La procédure d'insolvabilité contre Chandra découle de défauts de remboursement liés à des entités associées au groupe Essel, le conglomérat qu'il a fondé. La procédure concerne Chandra en sa qualité de garant personnel des prêts accordés à des entités du groupe Essel, une voie rendue possible pour les créanciers après l'extension du Code indien de l'insolvabilité et de la faillite aux garants personnels en 2019. Les créances admises des créanciers dans cette affaire dépassaient 22 000 crores de roupies, avec des prêteurs incluant des banques publiques telles que Canara Bank et Union Bank of India parmi les créanciers concernés.

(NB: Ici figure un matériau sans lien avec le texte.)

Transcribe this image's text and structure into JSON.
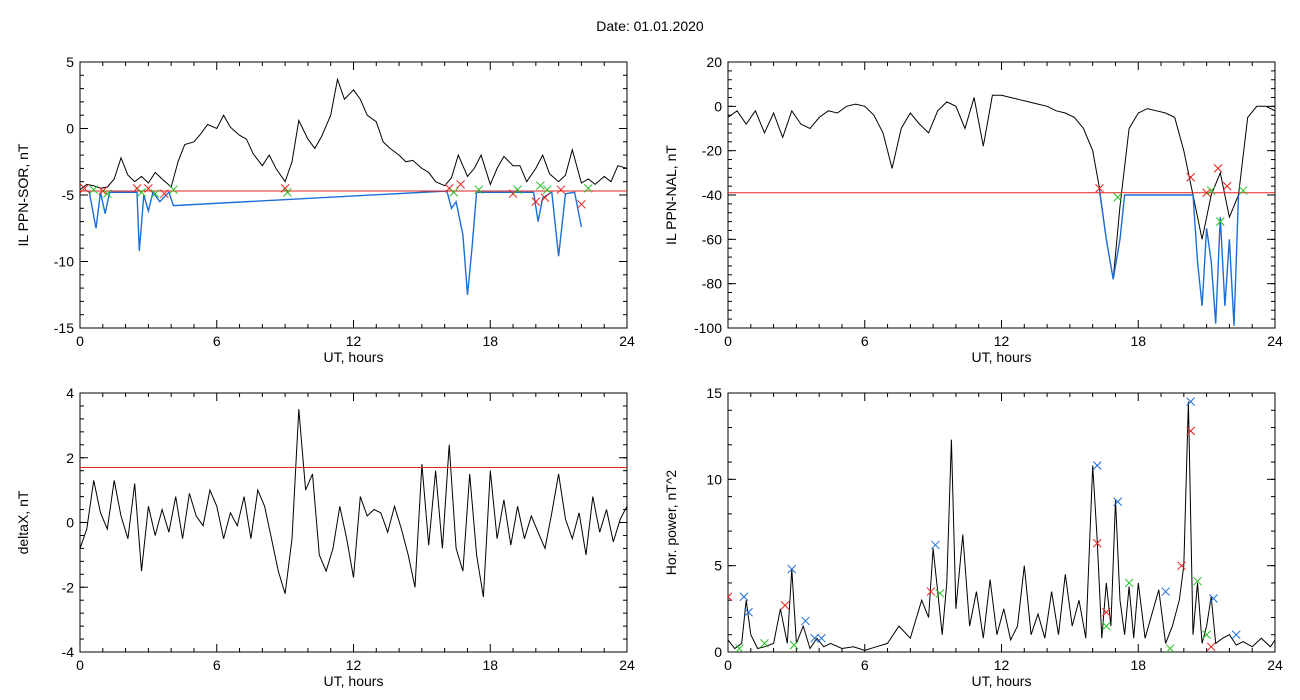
{
  "page": {
    "title": "Date:  01.01.2020"
  },
  "chart_data": [
    {
      "type": "line",
      "ylabel": "IL PPN-SOR, nT",
      "xlabel": "UT, hours",
      "xlim": [
        0,
        24
      ],
      "ylim": [
        -15,
        5
      ],
      "xticks": [
        0,
        6,
        12,
        18,
        24
      ],
      "yticks": [
        5,
        0,
        -5,
        -10,
        -15
      ],
      "grid": false,
      "threshold": -4.7,
      "series": [
        {
          "color": "#000000",
          "x": [
            0,
            0.3,
            0.6,
            0.9,
            1.2,
            1.5,
            1.8,
            2.1,
            2.4,
            2.7,
            3.0,
            3.3,
            3.6,
            4.0,
            4.3,
            4.6,
            5.0,
            5.3,
            5.6,
            6.0,
            6.3,
            6.6,
            7.0,
            7.3,
            7.6,
            8.0,
            8.3,
            8.6,
            9.0,
            9.3,
            9.6,
            10.0,
            10.3,
            10.6,
            11.0,
            11.3,
            11.6,
            12.0,
            12.3,
            12.6,
            13.0,
            13.3,
            13.6,
            14.0,
            14.3,
            14.6,
            15.0,
            15.3,
            15.6,
            16.0,
            16.3,
            16.6,
            17.0,
            17.3,
            17.6,
            18.0,
            18.3,
            18.6,
            19.0,
            19.3,
            19.6,
            20.0,
            20.3,
            20.6,
            21.0,
            21.3,
            21.6,
            22.0,
            22.3,
            22.6,
            23.0,
            23.3,
            23.6,
            24.0
          ],
          "y": [
            -4.6,
            -4.2,
            -4.3,
            -4.5,
            -4.4,
            -3.8,
            -2.2,
            -3.5,
            -4.0,
            -3.6,
            -4.1,
            -3.3,
            -3.8,
            -4.4,
            -2.5,
            -1.2,
            -1.0,
            -0.4,
            0.3,
            0.0,
            1.0,
            0.1,
            -0.5,
            -0.8,
            -1.9,
            -2.8,
            -2.0,
            -3.0,
            -4.0,
            -2.5,
            0.6,
            -0.8,
            -1.5,
            -0.6,
            1.0,
            3.7,
            2.2,
            2.9,
            2.2,
            1.0,
            0.5,
            -1.0,
            -1.5,
            -2.0,
            -2.5,
            -2.4,
            -3.0,
            -3.3,
            -4.0,
            -4.3,
            -3.7,
            -2.0,
            -3.6,
            -3.0,
            -2.0,
            -4.2,
            -3.0,
            -2.1,
            -2.8,
            -2.8,
            -4.0,
            -3.0,
            -2.0,
            -3.4,
            -4.0,
            -3.5,
            -1.6,
            -4.1,
            -3.8,
            -4.2,
            -3.6,
            -4.0,
            -2.8,
            -3.0
          ]
        },
        {
          "color": "#1c6fd6",
          "x": [
            0.4,
            0.7,
            0.9,
            1.1,
            1.3,
            2.5,
            2.6,
            2.8,
            3.0,
            3.2,
            3.5,
            3.9,
            4.1,
            16.1,
            16.3,
            16.5,
            16.8,
            17.0,
            17.2,
            17.4,
            19.9,
            20.1,
            20.3,
            20.7,
            21.0,
            21.3,
            21.7,
            22.0
          ],
          "y": [
            -4.7,
            -7.5,
            -4.8,
            -6.4,
            -4.8,
            -4.8,
            -9.2,
            -5.0,
            -6.2,
            -4.8,
            -5.5,
            -4.8,
            -5.8,
            -4.7,
            -6.0,
            -5.5,
            -8.0,
            -12.5,
            -9.0,
            -4.8,
            -4.8,
            -7.0,
            -5.2,
            -4.8,
            -9.6,
            -4.9,
            -4.8,
            -7.4
          ]
        }
      ],
      "markers": {
        "red_x": [
          [
            0.2,
            -4.5
          ],
          [
            1.0,
            -4.7
          ],
          [
            2.5,
            -4.5
          ],
          [
            3.0,
            -4.5
          ],
          [
            3.7,
            -4.9
          ],
          [
            9.0,
            -4.5
          ],
          [
            16.2,
            -4.5
          ],
          [
            16.7,
            -4.2
          ],
          [
            19.0,
            -4.9
          ],
          [
            20.0,
            -5.5
          ],
          [
            20.4,
            -5.2
          ],
          [
            21.1,
            -4.6
          ],
          [
            22.0,
            -5.7
          ]
        ],
        "green_x": [
          [
            0.6,
            -4.6
          ],
          [
            1.2,
            -4.9
          ],
          [
            2.7,
            -4.8
          ],
          [
            3.3,
            -4.9
          ],
          [
            4.1,
            -4.6
          ],
          [
            9.1,
            -4.8
          ],
          [
            16.4,
            -4.8
          ],
          [
            17.5,
            -4.6
          ],
          [
            19.2,
            -4.6
          ],
          [
            20.2,
            -4.3
          ],
          [
            20.5,
            -4.6
          ],
          [
            22.3,
            -4.5
          ]
        ]
      }
    },
    {
      "type": "line",
      "ylabel": "IL PPN-NAL, nT",
      "xlabel": "UT, hours",
      "xlim": [
        0,
        24
      ],
      "ylim": [
        -100,
        20
      ],
      "xticks": [
        0,
        6,
        12,
        18,
        24
      ],
      "yticks": [
        20,
        0,
        -20,
        -40,
        -60,
        -80,
        -100
      ],
      "grid": false,
      "threshold": -39,
      "series": [
        {
          "color": "#000000",
          "x": [
            0,
            0.4,
            0.8,
            1.2,
            1.6,
            2.0,
            2.4,
            2.8,
            3.2,
            3.6,
            4.0,
            4.4,
            4.8,
            5.2,
            5.6,
            6.0,
            6.4,
            6.8,
            7.2,
            7.6,
            8.0,
            8.4,
            8.8,
            9.2,
            9.6,
            10.0,
            10.4,
            10.8,
            11.2,
            11.6,
            12.0,
            12.4,
            12.8,
            13.2,
            13.6,
            14.0,
            14.4,
            14.8,
            15.2,
            15.6,
            16.0,
            16.3,
            16.6,
            16.9,
            17.2,
            17.6,
            18.0,
            18.4,
            18.8,
            19.2,
            19.6,
            20.0,
            20.4,
            20.8,
            21.2,
            21.6,
            22.0,
            22.4,
            22.8,
            23.2,
            23.6,
            24.0
          ],
          "y": [
            -5,
            -2,
            -8,
            -2,
            -12,
            -3,
            -14,
            -2,
            -8,
            -10,
            -5,
            -2,
            -3,
            0,
            1,
            0,
            -4,
            -12,
            -28,
            -10,
            -3,
            -8,
            -12,
            -2,
            2,
            0,
            -10,
            4,
            -18,
            5,
            5,
            4,
            3,
            2,
            1,
            0,
            -2,
            -3,
            -5,
            -10,
            -20,
            -37,
            -60,
            -78,
            -45,
            -10,
            -3,
            -1,
            -2,
            -3,
            -5,
            -20,
            -40,
            -60,
            -40,
            -30,
            -50,
            -40,
            -5,
            0,
            0,
            -2
          ]
        },
        {
          "color": "#1c6fd6",
          "x": [
            16.3,
            16.6,
            16.9,
            17.2,
            17.4,
            20.4,
            20.6,
            20.8,
            21.0,
            21.2,
            21.4,
            21.6,
            21.8,
            22.0,
            22.2,
            22.4
          ],
          "y": [
            -38,
            -60,
            -78,
            -60,
            -40,
            -40,
            -70,
            -90,
            -55,
            -70,
            -98,
            -50,
            -90,
            -60,
            -99,
            -40
          ]
        }
      ],
      "markers": {
        "red_x": [
          [
            16.3,
            -37
          ],
          [
            20.3,
            -32
          ],
          [
            21.0,
            -39
          ],
          [
            21.5,
            -28
          ],
          [
            21.9,
            -36
          ]
        ],
        "green_x": [
          [
            17.1,
            -41
          ],
          [
            21.2,
            -38
          ],
          [
            21.6,
            -52
          ],
          [
            22.6,
            -38
          ]
        ]
      }
    },
    {
      "type": "line",
      "ylabel": "deltaX, nT",
      "xlabel": "UT, hours",
      "xlim": [
        0,
        24
      ],
      "ylim": [
        -4,
        4
      ],
      "xticks": [
        0,
        6,
        12,
        18,
        24
      ],
      "yticks": [
        4,
        2,
        0,
        -2,
        -4
      ],
      "grid": false,
      "threshold": 1.7,
      "series": [
        {
          "color": "#000000",
          "x": [
            0,
            0.3,
            0.6,
            0.9,
            1.2,
            1.5,
            1.8,
            2.1,
            2.4,
            2.7,
            3.0,
            3.3,
            3.6,
            3.9,
            4.2,
            4.5,
            4.8,
            5.1,
            5.4,
            5.7,
            6.0,
            6.3,
            6.6,
            6.9,
            7.2,
            7.5,
            7.8,
            8.1,
            8.4,
            8.7,
            9.0,
            9.3,
            9.6,
            9.9,
            10.2,
            10.5,
            10.8,
            11.1,
            11.4,
            11.7,
            12.0,
            12.3,
            12.6,
            12.9,
            13.2,
            13.5,
            13.8,
            14.1,
            14.4,
            14.7,
            15.0,
            15.3,
            15.6,
            15.9,
            16.2,
            16.5,
            16.8,
            17.1,
            17.4,
            17.7,
            18.0,
            18.3,
            18.6,
            18.9,
            19.2,
            19.5,
            19.8,
            20.1,
            20.4,
            20.7,
            21.0,
            21.3,
            21.6,
            21.9,
            22.2,
            22.5,
            22.8,
            23.1,
            23.4,
            23.7,
            24.0
          ],
          "y": [
            -0.8,
            -0.2,
            1.3,
            0.3,
            -0.2,
            1.3,
            0.2,
            -0.5,
            1.2,
            -1.5,
            0.5,
            -0.4,
            0.4,
            -0.3,
            0.8,
            -0.5,
            0.9,
            0.2,
            -0.1,
            1.0,
            0.5,
            -0.5,
            0.3,
            -0.1,
            0.8,
            -0.5,
            1.0,
            0.5,
            -0.5,
            -1.5,
            -2.2,
            -0.5,
            3.5,
            1.0,
            1.5,
            -1.0,
            -1.5,
            -0.8,
            0.5,
            -0.5,
            -1.7,
            0.8,
            0.2,
            0.4,
            0.3,
            -0.3,
            0.5,
            -0.2,
            -1.0,
            -2.0,
            1.8,
            -0.7,
            1.6,
            -0.8,
            2.4,
            -0.8,
            -1.5,
            1.5,
            -1.0,
            -2.3,
            1.6,
            -0.5,
            0.7,
            -0.7,
            0.5,
            -0.5,
            0.2,
            -0.3,
            -0.8,
            0.3,
            1.5,
            0.1,
            -0.5,
            0.3,
            -1.0,
            0.8,
            -0.3,
            0.4,
            -0.6,
            0.1,
            0.5
          ]
        }
      ]
    },
    {
      "type": "line",
      "ylabel": "Hor. power, nT^2",
      "xlabel": "UT, hours",
      "xlim": [
        0,
        24
      ],
      "ylim": [
        0,
        15
      ],
      "xticks": [
        0,
        6,
        12,
        18,
        24
      ],
      "yticks": [
        15,
        10,
        5,
        0
      ],
      "grid": false,
      "series": [
        {
          "color": "#000000",
          "x": [
            0,
            0.3,
            0.6,
            0.8,
            1.0,
            1.3,
            1.6,
            2.0,
            2.3,
            2.6,
            2.8,
            3.0,
            3.3,
            3.6,
            3.9,
            4.2,
            4.5,
            5.0,
            5.5,
            6.0,
            6.5,
            7.0,
            7.5,
            8.0,
            8.5,
            8.8,
            9.0,
            9.2,
            9.4,
            9.6,
            9.8,
            10.0,
            10.3,
            10.6,
            10.9,
            11.2,
            11.5,
            11.8,
            12.1,
            12.4,
            12.7,
            13.0,
            13.3,
            13.6,
            13.9,
            14.2,
            14.5,
            14.8,
            15.1,
            15.4,
            15.7,
            16.0,
            16.2,
            16.4,
            16.6,
            16.8,
            17.0,
            17.2,
            17.4,
            17.6,
            17.8,
            18.0,
            18.3,
            18.6,
            18.9,
            19.2,
            19.5,
            19.8,
            20.0,
            20.2,
            20.4,
            20.6,
            20.8,
            21.0,
            21.2,
            21.4,
            21.7,
            22.0,
            22.3,
            22.6,
            23.0,
            23.4,
            23.8,
            24.0
          ],
          "y": [
            0.7,
            0.2,
            0.5,
            3.0,
            1.0,
            0.2,
            0.3,
            0.5,
            2.5,
            0.5,
            4.8,
            0.5,
            1.5,
            0.2,
            0.8,
            0.3,
            0.5,
            0.2,
            0.3,
            0.1,
            0.3,
            0.5,
            1.5,
            0.8,
            3.0,
            2.0,
            6.0,
            3.5,
            1.0,
            4.0,
            12.3,
            2.5,
            6.8,
            1.5,
            3.5,
            0.8,
            4.2,
            1.0,
            2.5,
            0.7,
            1.5,
            5.0,
            1.0,
            2.2,
            0.8,
            3.5,
            1.0,
            4.5,
            1.5,
            3.0,
            0.8,
            10.8,
            6.5,
            0.8,
            4.0,
            1.5,
            8.8,
            3.0,
            1.0,
            3.8,
            0.8,
            4.0,
            0.8,
            2.2,
            3.6,
            0.5,
            1.5,
            3.0,
            5.0,
            14.5,
            1.0,
            4.0,
            0.5,
            1.5,
            3.2,
            0.5,
            0.8,
            1.0,
            0.4,
            0.6,
            0.3,
            0.8,
            0.3,
            0.7
          ]
        }
      ],
      "markers": {
        "blue_x": [
          [
            0.7,
            3.2
          ],
          [
            0.9,
            2.3
          ],
          [
            2.8,
            4.8
          ],
          [
            3.4,
            1.8
          ],
          [
            3.8,
            0.8
          ],
          [
            4.1,
            0.8
          ],
          [
            9.1,
            6.2
          ],
          [
            16.2,
            10.8
          ],
          [
            17.1,
            8.7
          ],
          [
            19.2,
            3.5
          ],
          [
            20.3,
            14.5
          ],
          [
            21.3,
            3.1
          ],
          [
            22.3,
            1.0
          ]
        ],
        "red_x": [
          [
            0,
            3.2
          ],
          [
            2.5,
            2.7
          ],
          [
            8.9,
            3.5
          ],
          [
            16.2,
            6.3
          ],
          [
            16.6,
            2.3
          ],
          [
            19.9,
            5.0
          ],
          [
            20.3,
            12.8
          ],
          [
            21.2,
            0.3
          ]
        ],
        "green_x": [
          [
            0.5,
            0.2
          ],
          [
            1.6,
            0.5
          ],
          [
            2.9,
            0.4
          ],
          [
            9.3,
            3.4
          ],
          [
            16.6,
            1.5
          ],
          [
            17.6,
            4.0
          ],
          [
            19.4,
            0.2
          ],
          [
            20.6,
            4.1
          ],
          [
            21.0,
            1.0
          ]
        ]
      }
    }
  ]
}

L'ampleur de la décote — récupérer environ 6,5 crores de roupies sur plus de 22 000 crores de roupies de créances — fait de cette affaire l'une des réductions de dette les plus radicales observées dans une résolution d'insolvabilité en Inde, et elle a pesé lourdement sur le sentiment autour de Zee Entertainment, la société de médias cotée fondée par Chandra. Les procédures d'insolvabilité contre des promoteurs de haut niveau en tant que garants personnels restent relativement rares en Inde, et l'issue de la contestation des prêteurs devant les tribunaux sera suivie comme un test de la mesure dans laquelle les garants peuvent être contraints de rembourser lorsque la dette sous-jacente de l'entreprise est bien plus importante.

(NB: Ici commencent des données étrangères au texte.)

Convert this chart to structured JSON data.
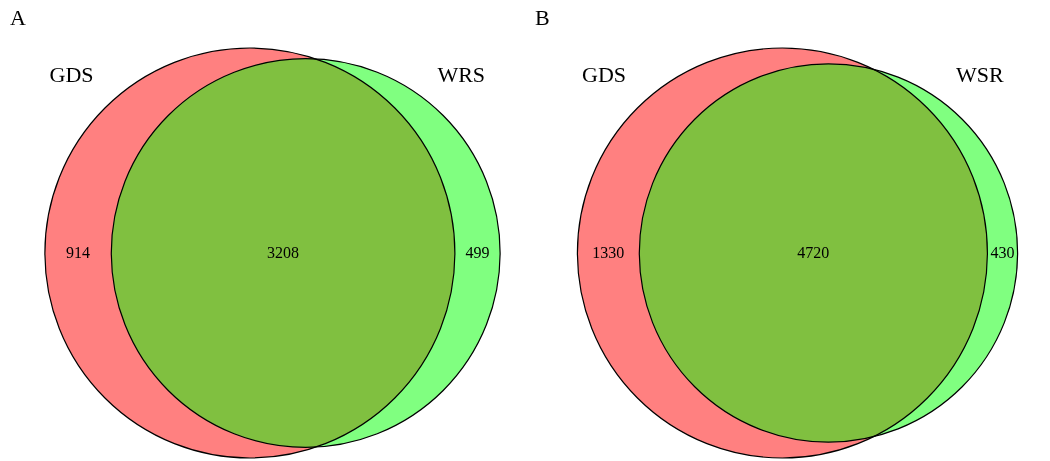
{
  "chart_data": [
    {
      "type": "other",
      "title": "A",
      "annotations": [
        "GDS",
        "WRS"
      ],
      "categories": [
        null,
        null,
        null
      ],
      "values": [
        914,
        3208,
        499
      ],
      "colors": [
        "#ff8080",
        "#80c040",
        "#80ff80"
      ],
      "data_labels": true
    },
    {
      "type": "other",
      "title": "B",
      "annotations": [
        "GDS",
        "WSR"
      ],
      "categories": [
        null,
        null,
        null
      ],
      "values": [
        1330,
        4720,
        430
      ],
      "colors": [
        "#ff8080",
        "#80c040",
        "#80ff80"
      ],
      "data_labels": true
    }
  ]
}
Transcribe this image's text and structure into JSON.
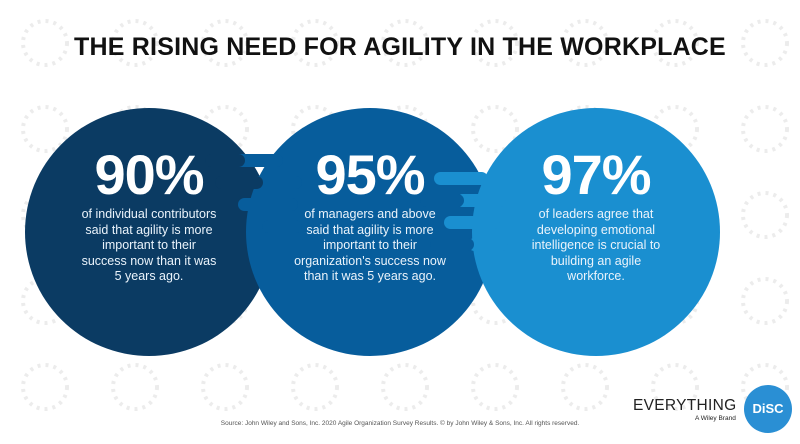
{
  "title": "THE RISING NEED FOR AGILITY IN THE WORKPLACE",
  "stats": [
    {
      "percent": "90%",
      "lines": [
        "of individual contributors",
        "said that agility is more",
        "important to their",
        "success now than it was",
        "5 years ago."
      ],
      "color": "#0b3b63"
    },
    {
      "percent": "95%",
      "lines": [
        "of managers and above",
        "said that agility is more",
        "important to their",
        "organization's success now",
        "than it was 5 years ago."
      ],
      "color": "#075d9c"
    },
    {
      "percent": "97%",
      "lines": [
        "of leaders agree that",
        "developing emotional",
        "intelligence is crucial to",
        "building an agile",
        "workforce."
      ],
      "color": "#1a8fd0"
    }
  ],
  "source": "Source: John Wiley and Sons, Inc. 2020 Agile Organization Survey Results. © by John Wiley & Sons, Inc. All rights reserved.",
  "logo": {
    "wordmark": "EVERYTHING",
    "badge": "DiSC",
    "tagline": "A Wiley Brand"
  }
}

Les actions de Zee Entertainment ont poursuivi leur baisse alors que les prêteurs intensifiaient leur contestation du plan de remboursement du tribunal. La société, l'un des plus grands groupes indiens de divertissement télévisuel et cinématographique, est cotée à la fois à la BSE et au National Stock Exchange. Elle traverse par ailleurs une période difficile pour son activité, sa fusion proposée avec Sony Pictures Networks India, annoncée en 2021, ayant été annulée en janvier 2024 après des différends réglementaires et de gouvernance, ce qui a accentué le malaise des investisseurs autour du titre.

Ce développement constitue le dernier chapitre d'une saga de plusieurs années de difficultés d'endettement entourant le groupe Essel et son fondateur, qui avait auparavant entraîné des cessions de participations et des négociations de restructuration avec les prêteurs. En 2019, Chandra avait démissionné de son poste de président de Zee Entertainment sous la pression de la dette du groupe, la société vendant des participations à des investisseurs financiers dans le cadre des efforts visant à alléger le fardeau de la dette.